Deep learning for hyperspectral image classification: A survey

Hyperspectral image (HSI) classification is a significant topic of discussion in real-world applications. The prevalence of these applications stems from the precise spectral information offered by each pixelś data in hyperspectral imaging (HS). Classical machine learning (ML) methods face challenges in precise object classification with HSI data complexity. The intrinsic non-linear relationship between spectral information and materials complicates the task. Deep learning (DL) has proven to be a robust feature extractor in computer vision, effectively addressing nonlinear challenges. This validation drives its integration into HSI classification, which proves to be highly effective. This review compares DL approaches to HSI classification, highlighting its superiority over classical ML algorithms.

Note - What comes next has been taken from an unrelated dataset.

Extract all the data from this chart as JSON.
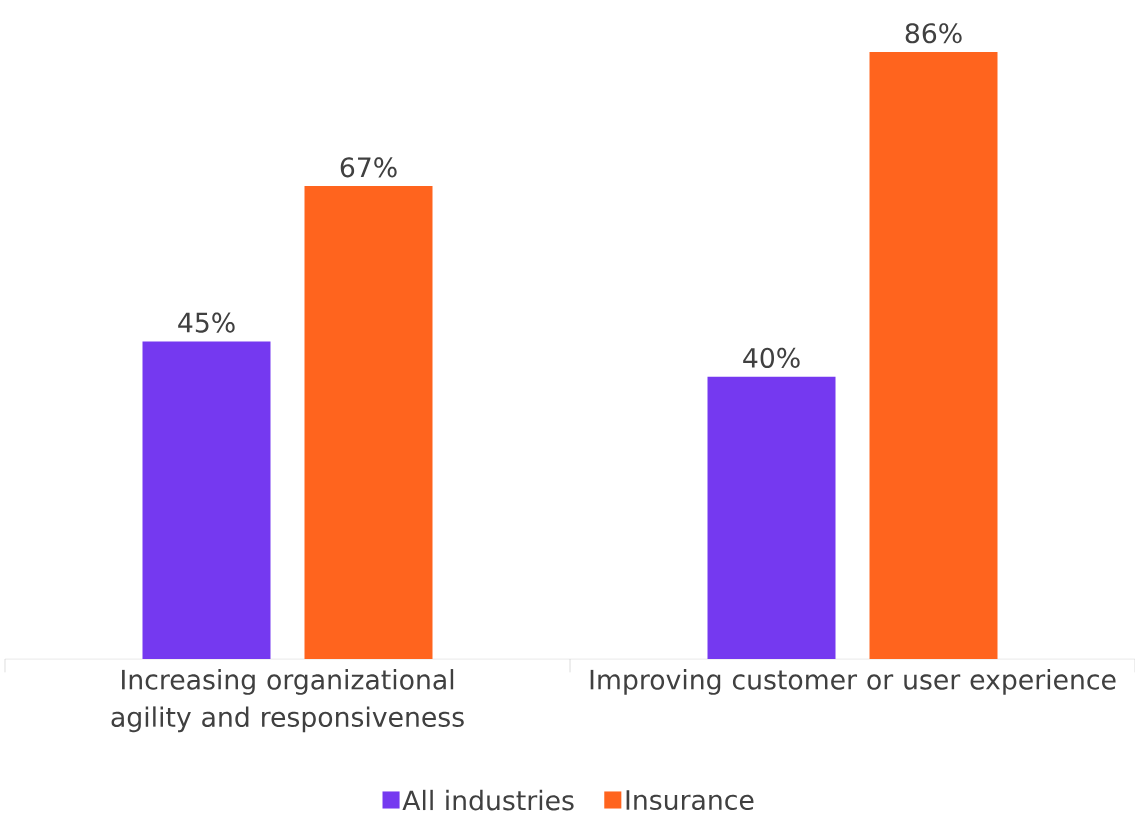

Subsequently, a framework is constructed to analyze current advances in DL-based HSI classification, categorizing studies based on a network using only spectral features, spatial features, or both spectral–spatial features. Moreover, we have explained a few recent advanced DL models. Additionally, the study acknowledges that DL demands a substantial number of labeled training instances. However, obtaining such a large dataset for the HSI classification framework proves to be time and cost-intensive. So, we also explain the DL methodologies, which work well with the limited training data availability. Consequently, the survey introduces techniques aimed at enhancing the generalization performance of DL procedures, offering guidance for the future.